The Hôtel de la Marine, originally called Hôtel Massion, is a neo-classical and "neo-Louis-XV" style private mansion (hôtel particulier) built in 1874, located in Nantes, France, at 2 Place Général-Mellinet between the boulevard Paul-Langevin and rue de Belleville, in the Dervallières neighborhood (which is in the Zola district). The building was listed as a French Monument historique (historical monument) in 1988 and 2011.

== History ==
The building was built in 1874.

The residence has 871 m^{2} of surface area. It is the last of the eight residences built on the square, and like the other seven it respects the design imposed by the architects Étienne Blon and Louis Amouroux in 1828. The successive owners were Gustave Massion (who gave the building its original name and who was a raffineur), the Loynes sisters, and Georges Hailaust (who was a wood merchant and settled in 1919).

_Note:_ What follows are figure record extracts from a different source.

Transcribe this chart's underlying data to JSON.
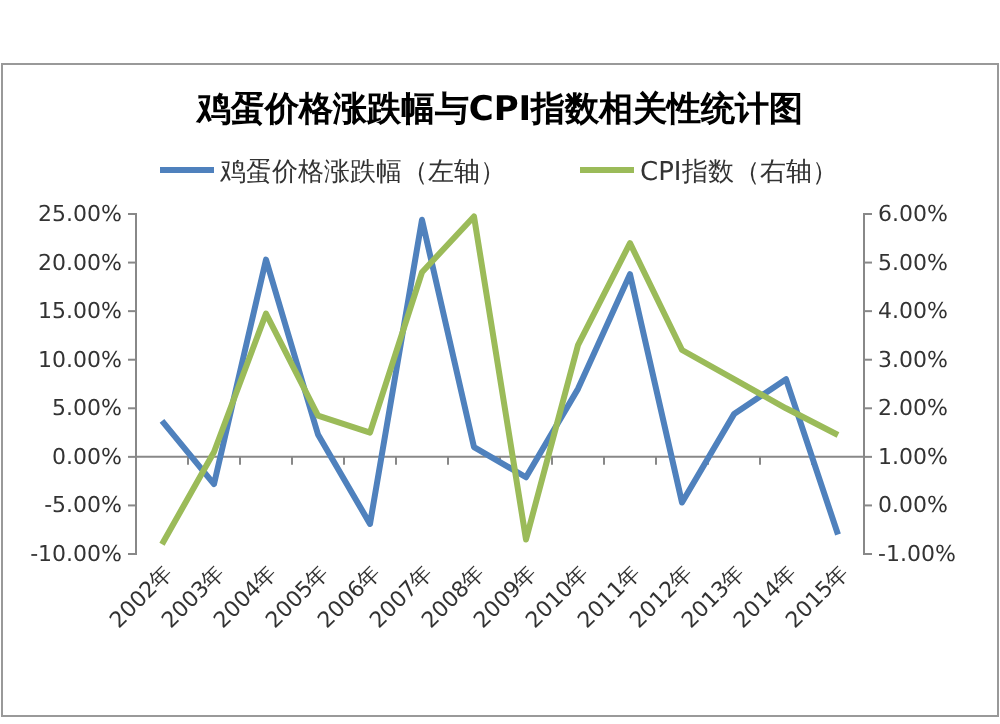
{
  "chart_data": {
    "type": "line",
    "title": "鸡蛋价格涨跌幅与CPI指数相关性统计图",
    "categories": [
      "2002年",
      "2003年",
      "2004年",
      "2005年",
      "2006年",
      "2007年",
      "2008年",
      "2009年",
      "2010年",
      "2011年",
      "2012年",
      "2013年",
      "2014年",
      "2015年"
    ],
    "series": [
      {
        "name": "鸡蛋价格涨跌幅（左轴）",
        "color": "#4f81bd",
        "values": [
          3.7,
          -2.8,
          20.3,
          2.3,
          -6.9,
          24.4,
          1.0,
          -2.1,
          7.0,
          18.8,
          -4.7,
          4.4,
          8.0,
          -8.0
        ]
      },
      {
        "name": "CPI指数（右轴）",
        "color": "#9bbb59",
        "axis": "y2",
        "values": [
          -0.8,
          1.1,
          3.95,
          1.85,
          1.5,
          4.8,
          5.95,
          -0.7,
          3.3,
          5.4,
          3.2,
          2.6,
          2.0,
          1.45
        ]
      }
    ],
    "ylim": [
      -10,
      25
    ],
    "yticks": [
      {
        "value": -10,
        "label": "-10.00%"
      },
      {
        "value": -5,
        "label": "-5.00%"
      },
      {
        "value": 0,
        "label": "0.00%"
      },
      {
        "value": 5,
        "label": "5.00%"
      },
      {
        "value": 10,
        "label": "10.00%"
      },
      {
        "value": 15,
        "label": "15.00%"
      },
      {
        "value": 20,
        "label": "20.00%"
      },
      {
        "value": 25,
        "label": "25.00%"
      }
    ],
    "y2lim": [
      -1,
      6
    ],
    "y2ticks": [
      {
        "value": -1,
        "label": "-1.00%"
      },
      {
        "value": 0,
        "label": "0.00%"
      },
      {
        "value": 1,
        "label": "1.00%"
      },
      {
        "value": 2,
        "label": "2.00%"
      },
      {
        "value": 3,
        "label": "3.00%"
      },
      {
        "value": 4,
        "label": "4.00%"
      },
      {
        "value": 5,
        "label": "5.00%"
      },
      {
        "value": 6,
        "label": "6.00%"
      }
    ],
    "legend": "top",
    "marker": "none",
    "line_style": "solid"
  }
}
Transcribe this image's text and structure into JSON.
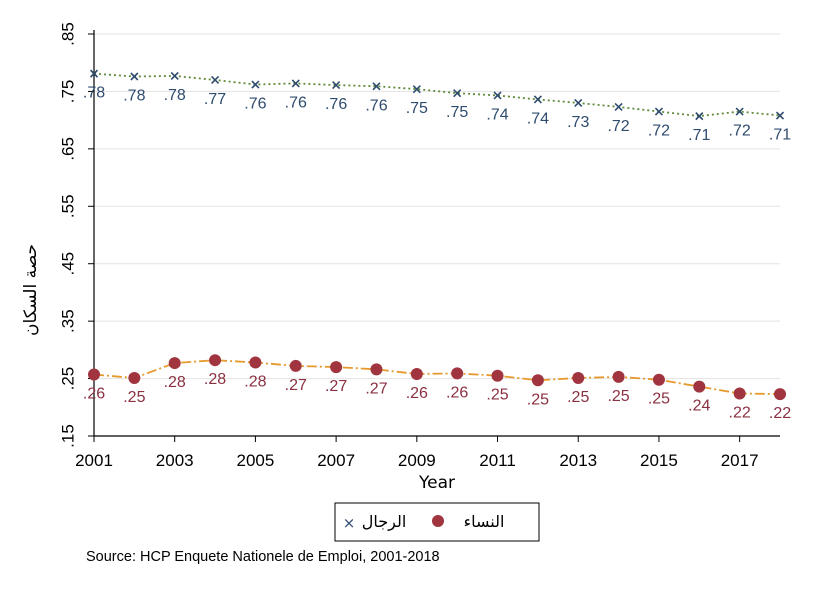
{
  "chart_data": {
    "type": "line",
    "title": "",
    "xlabel": "Year",
    "ylabel": "حصة السكان",
    "x": [
      2001,
      2002,
      2003,
      2004,
      2005,
      2006,
      2007,
      2008,
      2009,
      2010,
      2011,
      2012,
      2013,
      2014,
      2015,
      2016,
      2017,
      2018
    ],
    "xticks": [
      2001,
      2003,
      2005,
      2007,
      2009,
      2011,
      2013,
      2015,
      2017
    ],
    "xtick_labels": [
      "2001",
      "2003",
      "2005",
      "2007",
      "2009",
      "2011",
      "2013",
      "2015",
      "2017"
    ],
    "xlim": [
      2001,
      2018
    ],
    "yticks": [
      0.15,
      0.25,
      0.35,
      0.45,
      0.55,
      0.65,
      0.75,
      0.85
    ],
    "ytick_labels": [
      ".15",
      ".25",
      ".35",
      ".45",
      ".55",
      ".65",
      ".75",
      ".85"
    ],
    "ylim": [
      0.15,
      0.85
    ],
    "grid": true,
    "legend_position": "bottom",
    "series": [
      {
        "name": "الرجال",
        "marker": "x",
        "line_style": "dotted",
        "line_color": "#5f8a3a",
        "marker_color": "#2f4b6e",
        "label_color": "#2f4b6e",
        "values": [
          0.781,
          0.776,
          0.777,
          0.77,
          0.762,
          0.764,
          0.761,
          0.759,
          0.754,
          0.747,
          0.743,
          0.736,
          0.73,
          0.723,
          0.715,
          0.707,
          0.715,
          0.708
        ],
        "labels": [
          ".78",
          ".78",
          ".78",
          ".77",
          ".76",
          ".76",
          ".76",
          ".76",
          ".75",
          ".75",
          ".74",
          ".74",
          ".73",
          ".72",
          ".72",
          ".71",
          ".72",
          ".71"
        ]
      },
      {
        "name": "النساء",
        "marker": "circle",
        "line_style": "dash-dot",
        "line_color": "#e69a2e",
        "marker_color": "#a0343f",
        "label_color": "#8a3040",
        "values": [
          0.257,
          0.251,
          0.277,
          0.282,
          0.278,
          0.272,
          0.27,
          0.266,
          0.258,
          0.259,
          0.255,
          0.247,
          0.251,
          0.253,
          0.248,
          0.236,
          0.224,
          0.223
        ],
        "labels": [
          ".26",
          ".25",
          ".28",
          ".28",
          ".28",
          ".27",
          ".27",
          ".27",
          ".26",
          ".26",
          ".25",
          ".25",
          ".25",
          ".25",
          ".25",
          ".24",
          ".22",
          ".22"
        ]
      }
    ]
  },
  "colors": {
    "grid": "#e3e3e3",
    "axis": "#000000"
  },
  "source": "Source: HCP Enquete Nationele de Emploi, 2001-2018"
}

The residence has a garden of 4407 m^{2}. It contains a rose garden and exotic trees (Himalayan and Atlas cedars, Virginia tulip trees, redwood, Magnolias) planted between 1874 and 1890.

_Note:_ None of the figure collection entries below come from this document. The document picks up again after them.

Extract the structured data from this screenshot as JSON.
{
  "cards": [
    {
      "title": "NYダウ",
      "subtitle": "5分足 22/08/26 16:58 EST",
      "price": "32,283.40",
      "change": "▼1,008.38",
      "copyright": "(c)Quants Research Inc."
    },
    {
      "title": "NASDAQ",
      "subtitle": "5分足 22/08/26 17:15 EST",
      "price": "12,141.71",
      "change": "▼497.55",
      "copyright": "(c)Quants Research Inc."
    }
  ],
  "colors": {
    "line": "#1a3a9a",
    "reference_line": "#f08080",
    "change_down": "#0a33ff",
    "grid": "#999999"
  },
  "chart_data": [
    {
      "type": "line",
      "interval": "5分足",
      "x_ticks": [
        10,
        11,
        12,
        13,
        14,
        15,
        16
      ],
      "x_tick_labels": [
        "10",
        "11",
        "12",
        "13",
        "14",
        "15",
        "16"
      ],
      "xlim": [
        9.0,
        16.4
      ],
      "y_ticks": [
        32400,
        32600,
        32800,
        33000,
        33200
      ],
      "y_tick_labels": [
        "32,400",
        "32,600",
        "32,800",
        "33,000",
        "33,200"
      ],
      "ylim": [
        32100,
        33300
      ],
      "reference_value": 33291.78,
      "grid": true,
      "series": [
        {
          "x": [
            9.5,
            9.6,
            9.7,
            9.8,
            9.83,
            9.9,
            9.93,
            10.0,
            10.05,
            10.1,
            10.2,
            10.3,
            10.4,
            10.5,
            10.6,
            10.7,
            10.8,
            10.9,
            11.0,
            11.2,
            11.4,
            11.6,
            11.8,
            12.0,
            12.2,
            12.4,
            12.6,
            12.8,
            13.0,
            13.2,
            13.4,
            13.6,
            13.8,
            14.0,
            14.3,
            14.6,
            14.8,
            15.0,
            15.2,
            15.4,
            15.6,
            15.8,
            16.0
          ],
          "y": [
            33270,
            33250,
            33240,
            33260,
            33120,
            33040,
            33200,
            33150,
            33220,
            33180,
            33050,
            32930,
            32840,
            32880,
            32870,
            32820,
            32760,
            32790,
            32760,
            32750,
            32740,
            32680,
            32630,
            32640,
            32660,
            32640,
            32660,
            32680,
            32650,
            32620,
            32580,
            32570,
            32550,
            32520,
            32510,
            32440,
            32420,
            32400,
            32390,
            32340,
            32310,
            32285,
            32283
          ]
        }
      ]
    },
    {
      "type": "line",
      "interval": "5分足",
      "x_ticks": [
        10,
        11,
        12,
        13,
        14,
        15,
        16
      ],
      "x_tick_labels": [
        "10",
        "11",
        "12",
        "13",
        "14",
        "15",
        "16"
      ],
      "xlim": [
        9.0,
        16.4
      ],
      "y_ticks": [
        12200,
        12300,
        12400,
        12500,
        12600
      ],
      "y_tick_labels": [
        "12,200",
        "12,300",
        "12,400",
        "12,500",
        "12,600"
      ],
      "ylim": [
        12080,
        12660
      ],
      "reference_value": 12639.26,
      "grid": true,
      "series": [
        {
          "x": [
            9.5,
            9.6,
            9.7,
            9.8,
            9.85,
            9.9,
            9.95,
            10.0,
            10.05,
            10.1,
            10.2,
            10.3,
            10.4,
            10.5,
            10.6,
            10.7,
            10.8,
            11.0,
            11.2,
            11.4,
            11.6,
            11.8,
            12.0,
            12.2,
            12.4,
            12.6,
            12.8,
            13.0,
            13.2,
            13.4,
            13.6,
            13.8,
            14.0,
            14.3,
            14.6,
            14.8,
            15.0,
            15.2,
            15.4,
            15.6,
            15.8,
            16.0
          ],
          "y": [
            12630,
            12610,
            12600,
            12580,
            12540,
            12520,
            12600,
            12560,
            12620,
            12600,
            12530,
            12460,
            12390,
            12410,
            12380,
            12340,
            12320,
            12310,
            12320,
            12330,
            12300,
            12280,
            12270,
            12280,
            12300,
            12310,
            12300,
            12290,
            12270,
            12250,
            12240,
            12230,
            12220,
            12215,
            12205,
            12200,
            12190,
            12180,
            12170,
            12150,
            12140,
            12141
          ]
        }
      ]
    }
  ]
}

At the end of the 20th century, this hotel housed the Regional Directorate of Taxes.

The facade of the Hôtel de la Marine is listed as a historic monument by decree of October 24, 1988, the garden, a staircase and the lounges by decree of August 29, 2011.

The Akeneo company has occupied the Hôtel de la Marine since April 2016. Additionally the residence has a smaller building in the back of the garden that hosts the in-house pub named Chaquip. This pub is managed by an association of individuals from Akeneo and has strict rules about alcohol consumption.

== Architecture ==
The hotel is built in granite and freestone.

On the square side, the facade respects the standard established in 1828 by the architects Étienne Blon and Louis Amouroux. Eugène Démangeat, the architect of the Hôtel de la Marine, created a ground floor with shear walls, due to uneven ground. The facade of the floor has five windows with, on each side, twin pilasters. The top of the facade ends with an entablature of triglyphs and metopes. The roof is made of slate.

On the garden side, the architect, freed from the constraint governing buildings overlooking the square, designed a facade in a "neo-Louis XV" style. The first floor has a long balcony with iron railings. The windows are embellished with mascarons.